At the hospital, charcoal was administered; Dr. Bidanset indicated that the activated charcoal or carbon can reduce the amount of the drug that will actually be absorbed into the blood stream. But Bidanset concluded that in this dosage, in its time-release capsule form,
"although the charcoal may reduce the amount slightly, it is not an effective tool for removing the Theophylline [Slo-Bid]."
***
Curtis Parker's death was tragic. However, the basic principles of negligence law and the evidence presented control, and I therefore conclude that claimant has failed to meet his burden in proving that negligent acts or omissions of the defendant were the proximate cause of Mr. Parker's death; the claim brought on his behalf (claim no. 94817) is
dismissed.
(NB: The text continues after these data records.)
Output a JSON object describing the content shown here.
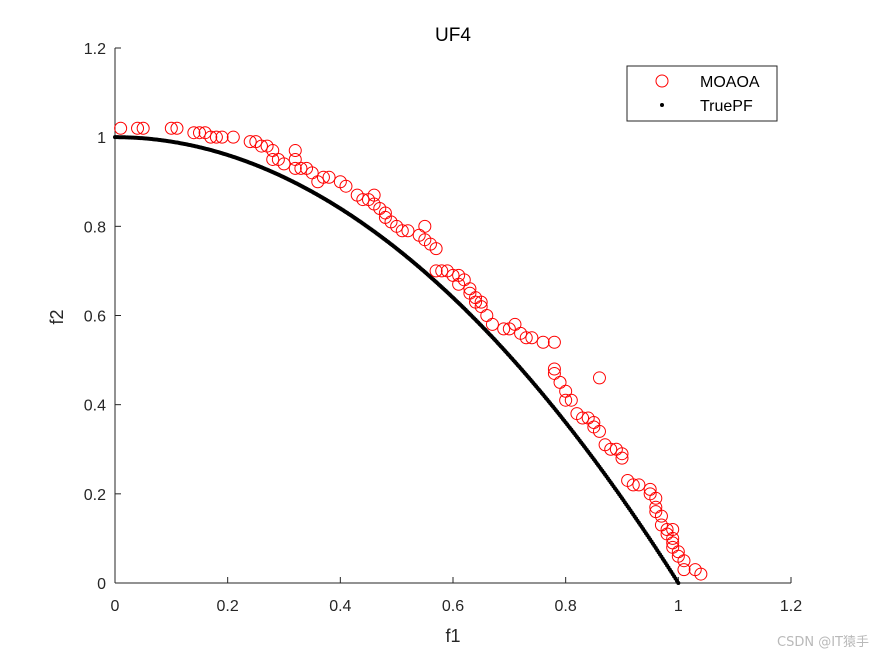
{
  "chart_data": {
    "type": "scatter",
    "title": "UF4",
    "xlabel": "f1",
    "ylabel": "f2",
    "xlim": [
      0,
      1.2
    ],
    "ylim": [
      0,
      1.2
    ],
    "xticks": [
      0,
      0.2,
      0.4,
      0.6,
      0.8,
      1,
      1.2
    ],
    "yticks": [
      0,
      0.2,
      0.4,
      0.6,
      0.8,
      1,
      1.2
    ],
    "xtick_labels": [
      "0",
      "0.2",
      "0.4",
      "0.6",
      "0.8",
      "1",
      "1.2"
    ],
    "ytick_labels": [
      "0",
      "0.2",
      "0.4",
      "0.6",
      "0.8",
      "1",
      "1.2"
    ],
    "grid": false,
    "legend_position": "top-right",
    "series": [
      {
        "name": "MOAOA",
        "marker": "open-circle",
        "color": "#ff0000",
        "points": [
          [
            0.01,
            1.02
          ],
          [
            0.04,
            1.02
          ],
          [
            0.05,
            1.02
          ],
          [
            0.1,
            1.02
          ],
          [
            0.11,
            1.02
          ],
          [
            0.14,
            1.01
          ],
          [
            0.15,
            1.01
          ],
          [
            0.16,
            1.01
          ],
          [
            0.17,
            1.0
          ],
          [
            0.18,
            1.0
          ],
          [
            0.19,
            1.0
          ],
          [
            0.21,
            1.0
          ],
          [
            0.24,
            0.99
          ],
          [
            0.25,
            0.99
          ],
          [
            0.26,
            0.98
          ],
          [
            0.27,
            0.98
          ],
          [
            0.28,
            0.97
          ],
          [
            0.28,
            0.95
          ],
          [
            0.29,
            0.95
          ],
          [
            0.3,
            0.94
          ],
          [
            0.32,
            0.97
          ],
          [
            0.32,
            0.95
          ],
          [
            0.32,
            0.93
          ],
          [
            0.33,
            0.93
          ],
          [
            0.34,
            0.93
          ],
          [
            0.35,
            0.92
          ],
          [
            0.36,
            0.9
          ],
          [
            0.37,
            0.91
          ],
          [
            0.38,
            0.91
          ],
          [
            0.4,
            0.9
          ],
          [
            0.41,
            0.89
          ],
          [
            0.43,
            0.87
          ],
          [
            0.44,
            0.86
          ],
          [
            0.45,
            0.86
          ],
          [
            0.46,
            0.87
          ],
          [
            0.46,
            0.85
          ],
          [
            0.47,
            0.84
          ],
          [
            0.48,
            0.83
          ],
          [
            0.48,
            0.82
          ],
          [
            0.49,
            0.81
          ],
          [
            0.5,
            0.8
          ],
          [
            0.51,
            0.79
          ],
          [
            0.52,
            0.79
          ],
          [
            0.54,
            0.78
          ],
          [
            0.55,
            0.8
          ],
          [
            0.55,
            0.77
          ],
          [
            0.56,
            0.76
          ],
          [
            0.57,
            0.75
          ],
          [
            0.57,
            0.7
          ],
          [
            0.58,
            0.7
          ],
          [
            0.59,
            0.7
          ],
          [
            0.6,
            0.69
          ],
          [
            0.61,
            0.69
          ],
          [
            0.61,
            0.67
          ],
          [
            0.62,
            0.68
          ],
          [
            0.63,
            0.66
          ],
          [
            0.63,
            0.65
          ],
          [
            0.64,
            0.64
          ],
          [
            0.64,
            0.63
          ],
          [
            0.65,
            0.63
          ],
          [
            0.65,
            0.62
          ],
          [
            0.66,
            0.6
          ],
          [
            0.67,
            0.58
          ],
          [
            0.69,
            0.57
          ],
          [
            0.7,
            0.57
          ],
          [
            0.71,
            0.58
          ],
          [
            0.72,
            0.56
          ],
          [
            0.73,
            0.55
          ],
          [
            0.74,
            0.55
          ],
          [
            0.76,
            0.54
          ],
          [
            0.78,
            0.54
          ],
          [
            0.78,
            0.48
          ],
          [
            0.78,
            0.47
          ],
          [
            0.79,
            0.45
          ],
          [
            0.8,
            0.43
          ],
          [
            0.8,
            0.41
          ],
          [
            0.81,
            0.41
          ],
          [
            0.82,
            0.38
          ],
          [
            0.83,
            0.37
          ],
          [
            0.84,
            0.37
          ],
          [
            0.85,
            0.36
          ],
          [
            0.85,
            0.35
          ],
          [
            0.86,
            0.46
          ],
          [
            0.86,
            0.34
          ],
          [
            0.87,
            0.31
          ],
          [
            0.88,
            0.3
          ],
          [
            0.89,
            0.3
          ],
          [
            0.9,
            0.29
          ],
          [
            0.9,
            0.28
          ],
          [
            0.91,
            0.23
          ],
          [
            0.92,
            0.22
          ],
          [
            0.93,
            0.22
          ],
          [
            0.95,
            0.21
          ],
          [
            0.95,
            0.2
          ],
          [
            0.96,
            0.19
          ],
          [
            0.96,
            0.17
          ],
          [
            0.96,
            0.16
          ],
          [
            0.97,
            0.15
          ],
          [
            0.97,
            0.13
          ],
          [
            0.98,
            0.12
          ],
          [
            0.98,
            0.11
          ],
          [
            0.99,
            0.12
          ],
          [
            0.99,
            0.1
          ],
          [
            0.99,
            0.09
          ],
          [
            0.99,
            0.08
          ],
          [
            1.0,
            0.07
          ],
          [
            1.0,
            0.06
          ],
          [
            1.01,
            0.05
          ],
          [
            1.01,
            0.03
          ],
          [
            1.03,
            0.03
          ],
          [
            1.04,
            0.02
          ]
        ]
      },
      {
        "name": "TruePF",
        "marker": "point",
        "color": "#000000",
        "relation": "f2 = 1 - f1^2",
        "x_range": [
          0,
          1
        ]
      }
    ]
  },
  "watermark": "CSDN @IT猿手"
}
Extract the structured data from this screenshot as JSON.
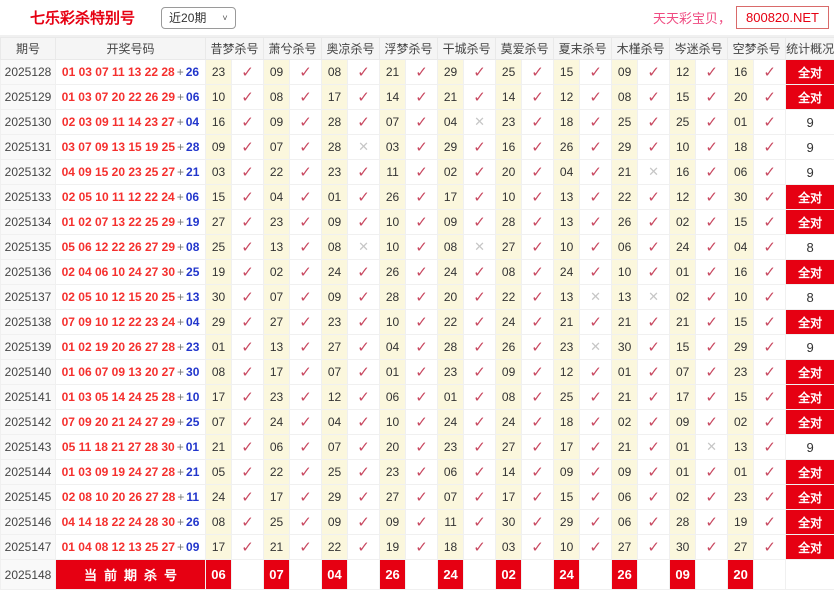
{
  "header": {
    "title": "七乐彩杀特别号",
    "range_value": "近20期",
    "site_name": "天天彩宝贝，",
    "site_domain": "800820.NET"
  },
  "icons": {
    "check": "✓",
    "x": "✕",
    "chevron": "˅"
  },
  "colors": {
    "accent_red": "#e60012",
    "check_mark": "#c94a62",
    "miss_mark": "#c6c6c6",
    "winning_red": "#f5302e",
    "special_blue": "#2236cc",
    "kill_cell_yellow": "#fbf7dd",
    "brand_pink": "#ef4b81"
  },
  "table": {
    "plus": "+",
    "columns": [
      "期号",
      "开奖号码",
      "昔梦杀号",
      "萧兮杀号",
      "奥凉杀号",
      "浮梦杀号",
      "干城杀号",
      "莫爱杀号",
      "夏末杀号",
      "木槿杀号",
      "岑迷杀号",
      "空梦杀号",
      "统计概况"
    ],
    "rows": [
      {
        "period": "2025128",
        "main": "01 03 07 11 13 22 28",
        "special": "26",
        "kills": [
          [
            "23",
            1
          ],
          [
            "09",
            1
          ],
          [
            "08",
            1
          ],
          [
            "21",
            1
          ],
          [
            "29",
            1
          ],
          [
            "25",
            1
          ],
          [
            "15",
            1
          ],
          [
            "09",
            1
          ],
          [
            "12",
            1
          ],
          [
            "16",
            1
          ]
        ],
        "stat": "全对",
        "all": true
      },
      {
        "period": "2025129",
        "main": "01 03 07 20 22 26 29",
        "special": "06",
        "kills": [
          [
            "10",
            1
          ],
          [
            "08",
            1
          ],
          [
            "17",
            1
          ],
          [
            "14",
            1
          ],
          [
            "21",
            1
          ],
          [
            "14",
            1
          ],
          [
            "12",
            1
          ],
          [
            "08",
            1
          ],
          [
            "15",
            1
          ],
          [
            "20",
            1
          ]
        ],
        "stat": "全对",
        "all": true
      },
      {
        "period": "2025130",
        "main": "02 03 09 11 14 23 27",
        "special": "04",
        "kills": [
          [
            "16",
            1
          ],
          [
            "09",
            1
          ],
          [
            "28",
            1
          ],
          [
            "07",
            1
          ],
          [
            "04",
            0
          ],
          [
            "23",
            1
          ],
          [
            "18",
            1
          ],
          [
            "25",
            1
          ],
          [
            "25",
            1
          ],
          [
            "01",
            1
          ]
        ],
        "stat": "9",
        "all": false
      },
      {
        "period": "2025131",
        "main": "03 07 09 13 15 19 25",
        "special": "28",
        "kills": [
          [
            "09",
            1
          ],
          [
            "07",
            1
          ],
          [
            "28",
            0
          ],
          [
            "03",
            1
          ],
          [
            "29",
            1
          ],
          [
            "16",
            1
          ],
          [
            "26",
            1
          ],
          [
            "29",
            1
          ],
          [
            "10",
            1
          ],
          [
            "18",
            1
          ]
        ],
        "stat": "9",
        "all": false
      },
      {
        "period": "2025132",
        "main": "04 09 15 20 23 25 27",
        "special": "21",
        "kills": [
          [
            "03",
            1
          ],
          [
            "22",
            1
          ],
          [
            "23",
            1
          ],
          [
            "11",
            1
          ],
          [
            "02",
            1
          ],
          [
            "20",
            1
          ],
          [
            "04",
            1
          ],
          [
            "21",
            0
          ],
          [
            "16",
            1
          ],
          [
            "06",
            1
          ]
        ],
        "stat": "9",
        "all": false
      },
      {
        "period": "2025133",
        "main": "02 05 10 11 12 22 24",
        "special": "06",
        "kills": [
          [
            "15",
            1
          ],
          [
            "04",
            1
          ],
          [
            "01",
            1
          ],
          [
            "26",
            1
          ],
          [
            "17",
            1
          ],
          [
            "10",
            1
          ],
          [
            "13",
            1
          ],
          [
            "22",
            1
          ],
          [
            "12",
            1
          ],
          [
            "30",
            1
          ]
        ],
        "stat": "全对",
        "all": true
      },
      {
        "period": "2025134",
        "main": "01 02 07 13 22 25 29",
        "special": "19",
        "kills": [
          [
            "27",
            1
          ],
          [
            "23",
            1
          ],
          [
            "09",
            1
          ],
          [
            "10",
            1
          ],
          [
            "09",
            1
          ],
          [
            "28",
            1
          ],
          [
            "13",
            1
          ],
          [
            "26",
            1
          ],
          [
            "02",
            1
          ],
          [
            "15",
            1
          ]
        ],
        "stat": "全对",
        "all": true
      },
      {
        "period": "2025135",
        "main": "05 06 12 22 26 27 29",
        "special": "08",
        "kills": [
          [
            "25",
            1
          ],
          [
            "13",
            1
          ],
          [
            "08",
            0
          ],
          [
            "10",
            1
          ],
          [
            "08",
            0
          ],
          [
            "27",
            1
          ],
          [
            "10",
            1
          ],
          [
            "06",
            1
          ],
          [
            "24",
            1
          ],
          [
            "04",
            1
          ]
        ],
        "stat": "8",
        "all": false
      },
      {
        "period": "2025136",
        "main": "02 04 06 10 24 27 30",
        "special": "25",
        "kills": [
          [
            "19",
            1
          ],
          [
            "02",
            1
          ],
          [
            "24",
            1
          ],
          [
            "26",
            1
          ],
          [
            "24",
            1
          ],
          [
            "08",
            1
          ],
          [
            "24",
            1
          ],
          [
            "10",
            1
          ],
          [
            "01",
            1
          ],
          [
            "16",
            1
          ]
        ],
        "stat": "全对",
        "all": true
      },
      {
        "period": "2025137",
        "main": "02 05 10 12 15 20 25",
        "special": "13",
        "kills": [
          [
            "30",
            1
          ],
          [
            "07",
            1
          ],
          [
            "09",
            1
          ],
          [
            "28",
            1
          ],
          [
            "20",
            1
          ],
          [
            "22",
            1
          ],
          [
            "13",
            0
          ],
          [
            "13",
            0
          ],
          [
            "02",
            1
          ],
          [
            "10",
            1
          ]
        ],
        "stat": "8",
        "all": false
      },
      {
        "period": "2025138",
        "main": "07 09 10 12 22 23 24",
        "special": "04",
        "kills": [
          [
            "29",
            1
          ],
          [
            "27",
            1
          ],
          [
            "23",
            1
          ],
          [
            "10",
            1
          ],
          [
            "22",
            1
          ],
          [
            "24",
            1
          ],
          [
            "21",
            1
          ],
          [
            "21",
            1
          ],
          [
            "21",
            1
          ],
          [
            "15",
            1
          ]
        ],
        "stat": "全对",
        "all": true
      },
      {
        "period": "2025139",
        "main": "01 02 19 20 26 27 28",
        "special": "23",
        "kills": [
          [
            "01",
            1
          ],
          [
            "13",
            1
          ],
          [
            "27",
            1
          ],
          [
            "04",
            1
          ],
          [
            "28",
            1
          ],
          [
            "26",
            1
          ],
          [
            "23",
            0
          ],
          [
            "30",
            1
          ],
          [
            "15",
            1
          ],
          [
            "29",
            1
          ]
        ],
        "stat": "9",
        "all": false
      },
      {
        "period": "2025140",
        "main": "01 06 07 09 13 20 27",
        "special": "30",
        "kills": [
          [
            "08",
            1
          ],
          [
            "17",
            1
          ],
          [
            "07",
            1
          ],
          [
            "01",
            1
          ],
          [
            "23",
            1
          ],
          [
            "09",
            1
          ],
          [
            "12",
            1
          ],
          [
            "01",
            1
          ],
          [
            "07",
            1
          ],
          [
            "23",
            1
          ]
        ],
        "stat": "全对",
        "all": true
      },
      {
        "period": "2025141",
        "main": "01 03 05 14 24 25 28",
        "special": "10",
        "kills": [
          [
            "17",
            1
          ],
          [
            "23",
            1
          ],
          [
            "12",
            1
          ],
          [
            "06",
            1
          ],
          [
            "01",
            1
          ],
          [
            "08",
            1
          ],
          [
            "25",
            1
          ],
          [
            "21",
            1
          ],
          [
            "17",
            1
          ],
          [
            "15",
            1
          ]
        ],
        "stat": "全对",
        "all": true
      },
      {
        "period": "2025142",
        "main": "07 09 20 21 24 27 29",
        "special": "25",
        "kills": [
          [
            "07",
            1
          ],
          [
            "24",
            1
          ],
          [
            "04",
            1
          ],
          [
            "10",
            1
          ],
          [
            "24",
            1
          ],
          [
            "24",
            1
          ],
          [
            "18",
            1
          ],
          [
            "02",
            1
          ],
          [
            "09",
            1
          ],
          [
            "02",
            1
          ]
        ],
        "stat": "全对",
        "all": true
      },
      {
        "period": "2025143",
        "main": "05 11 18 21 27 28 30",
        "special": "01",
        "kills": [
          [
            "21",
            1
          ],
          [
            "06",
            1
          ],
          [
            "07",
            1
          ],
          [
            "20",
            1
          ],
          [
            "23",
            1
          ],
          [
            "27",
            1
          ],
          [
            "17",
            1
          ],
          [
            "21",
            1
          ],
          [
            "01",
            0
          ],
          [
            "13",
            1
          ]
        ],
        "stat": "9",
        "all": false
      },
      {
        "period": "2025144",
        "main": "01 03 09 19 24 27 28",
        "special": "21",
        "kills": [
          [
            "05",
            1
          ],
          [
            "22",
            1
          ],
          [
            "25",
            1
          ],
          [
            "23",
            1
          ],
          [
            "06",
            1
          ],
          [
            "14",
            1
          ],
          [
            "09",
            1
          ],
          [
            "09",
            1
          ],
          [
            "01",
            1
          ],
          [
            "01",
            1
          ]
        ],
        "stat": "全对",
        "all": true
      },
      {
        "period": "2025145",
        "main": "02 08 10 20 26 27 28",
        "special": "11",
        "kills": [
          [
            "24",
            1
          ],
          [
            "17",
            1
          ],
          [
            "29",
            1
          ],
          [
            "27",
            1
          ],
          [
            "07",
            1
          ],
          [
            "17",
            1
          ],
          [
            "15",
            1
          ],
          [
            "06",
            1
          ],
          [
            "02",
            1
          ],
          [
            "23",
            1
          ]
        ],
        "stat": "全对",
        "all": true
      },
      {
        "period": "2025146",
        "main": "04 14 18 22 24 28 30",
        "special": "26",
        "kills": [
          [
            "08",
            1
          ],
          [
            "25",
            1
          ],
          [
            "09",
            1
          ],
          [
            "09",
            1
          ],
          [
            "11",
            1
          ],
          [
            "30",
            1
          ],
          [
            "29",
            1
          ],
          [
            "06",
            1
          ],
          [
            "28",
            1
          ],
          [
            "19",
            1
          ]
        ],
        "stat": "全对",
        "all": true
      },
      {
        "period": "2025147",
        "main": "01 04 08 12 13 25 27",
        "special": "09",
        "kills": [
          [
            "17",
            1
          ],
          [
            "21",
            1
          ],
          [
            "22",
            1
          ],
          [
            "19",
            1
          ],
          [
            "18",
            1
          ],
          [
            "03",
            1
          ],
          [
            "10",
            1
          ],
          [
            "27",
            1
          ],
          [
            "30",
            1
          ],
          [
            "27",
            1
          ]
        ],
        "stat": "全对",
        "all": true
      }
    ],
    "current": {
      "period": "2025148",
      "banner": "当前期杀号",
      "kills": [
        "06",
        "07",
        "04",
        "26",
        "24",
        "02",
        "24",
        "26",
        "09",
        "20"
      ]
    }
  }
}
All motions that have not previously been ruled upon are hereby denied.
LET JUDGMENT BE ENTERED ACCORDINGLY.


June 29, 2004
New York, New York

HON. ALAN C. MARIN
Judge of the Court of Claims




[1] (Cl exh 10, see 2d page dated October 13, 1993).
[2] The Final Report of the Commission of Correction had the hours of the medical staff at 8 a.m. to 4 p.m. (cl exh 1, p 3, item 7).
[3] According to the Report of Autopsy performed on January 6, 1995, "Cause of Death: I. Bilateral bronchopneumonia due to acute theophylline intoxication. II. Acquired Immunodeficiency infection." (Cl exh 3, p 1).
[4] Dr. Chukiert, whose recollection was uncertain, did not think they self-medicated. Claimant's exhibit 11 covers a transitional supply of medication from the sending facility to a work-release facility.

[5] There was no specific testimony of what the nature of his sentence would be as a consequence of the violation.